Geomechanics comprises the physics of the rocks and the stresses acting on them. PSI specialises in the pre-drill prediction of stresses for petroleum exploration, drilling and production.


SH Direction (SHD) and Magntiude (SHM) can be critical for planning inclined and horizontal wells. Even if these parameters are known at some points in a discovery well, field development is greatly enhanced, particularly in weak rocks, if SHD and SHM can be determined from ubiquitous seismic in 3D during the planning stage.


Drilling Hazards

Oliver-2, Northwest Shelf, Australia

There are lower stresses and geological hazard avoidance options which PSI’s 4DGeoStress variable wellbore directions and inclinations offer for pre-drill planning. This is illustrated at the Oliver oil and gas field, Northwest Shelf, Australia.


Oliver-1ST1 is in part fractured by Late Triassic and Early Tertiary normal and thrust faults adjacent and subsidiary to the main bounding Miocene to Recent normal fault. Above and within the 170m Mid Jurassic oil and gas column, repeated faulting has caused areas of major disruption within the limey shale overburden section and this presented drilling challenges.


There is limited public information on Oliver-2. It was a vertical well spudded on 23 October 2009. On 19 November logging was completed at 3233m and preparation was underway to run the 7” liner prior to commencing a testing program. On 4 December the well was plugged and suspended after a second attempt to run the liner below 2100m. Hole problems were predicted on PSI’s pressure depth graph from 2700-2900m.


If the well had been drilled at an inclination to the fault, wellbore instability would have been reduced and PSI’s new 4DGeoStress software shows the stress levels would have been lower. A multilateral off the inclined well could provide a lower cost appraisal to intersect the OWC and the northwest limb of the field.





Pore Pressure, North Sea

The Valhall oilfield in the Norwegian North Sea near the Norway/Denmark boarder hosts an overpressured chalk reservoir. The field has experienced five phases of high pore pressure (PP) (Recent, Mid Miocene, Mid Eocene, Late Campanian and Early Cretaceous) two of which exceeded the fracture gradient. This is effectively a Fluid Expansion Over-Pressure mechanism controlled mainly by horizontal pressure increase (SH) and then decrease.

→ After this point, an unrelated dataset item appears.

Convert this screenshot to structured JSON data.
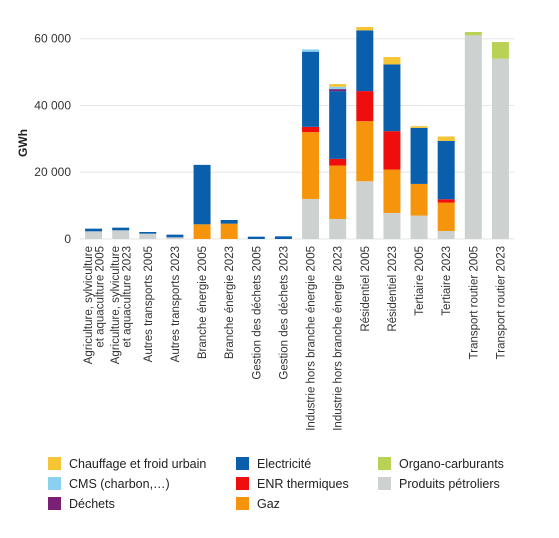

One of the primary 4DGeoStress software attributes is the recognition of a series of vertically stacked anticlines or depositional thins formed during Compressional Pulses. If the section remains normally pressured, these thins will compact uniformly except over local obstructions. If fluid escape is blocked PP can rise and can tend to thicken a thinned unit over the anticlinal high during burial or a Compressional Pulse. The ratio of thickening to the undeformed part of the isochore is therefore a measure of the over-pressure. Further, if the unit has later burst in the form of a PP volcano as it did during the Mid Miocene and Late Campanian at Valhall, PP was greater than Sh/SV (the fracture gradient at that time) and is therefore representing that maximum PP reached. 4DGeoStress will identify the abnormally pressured horizons and plots a quantified PP curve alongside the SH, Sh and SV curves on a Pressure Depth Graph.



Post-Drill 2D Stress vs Pre-Drill 4D Stress

Snorre Oil Field, North Sea

There are two components to geomechanics: the physical properties of rocks and the stresses acting upon them. It is not possible to make reasonable judgements about geomechanical issues without first knowing the stress direction, magnitude and history affecting rocks in a basin.


“Anything short of the correct description of the earth stresses will render any sand production exercise flawed, irrespective of how well the rock properties are understood” (Geomechanics International, 2009).


PSI’s patented method of deriving stress from reflection seismic interpretation yields a complete 4D structural and stress history including present day stress direction and magnitude, pre-drill. All other stress estimation methods use point data measured from boreholes and extrapolate the stress between them, often inaccurately. These are post-drill, expensive, time consuming drilling risks which expose exploration companies to unnecessary, high severity drilling environments. PSI’s detailed pre-drill stresses deliver timely, accurate and reliable data when they are most required.


Pre-drill stress determination is ideal for field development and imperative for remote wildcat well design.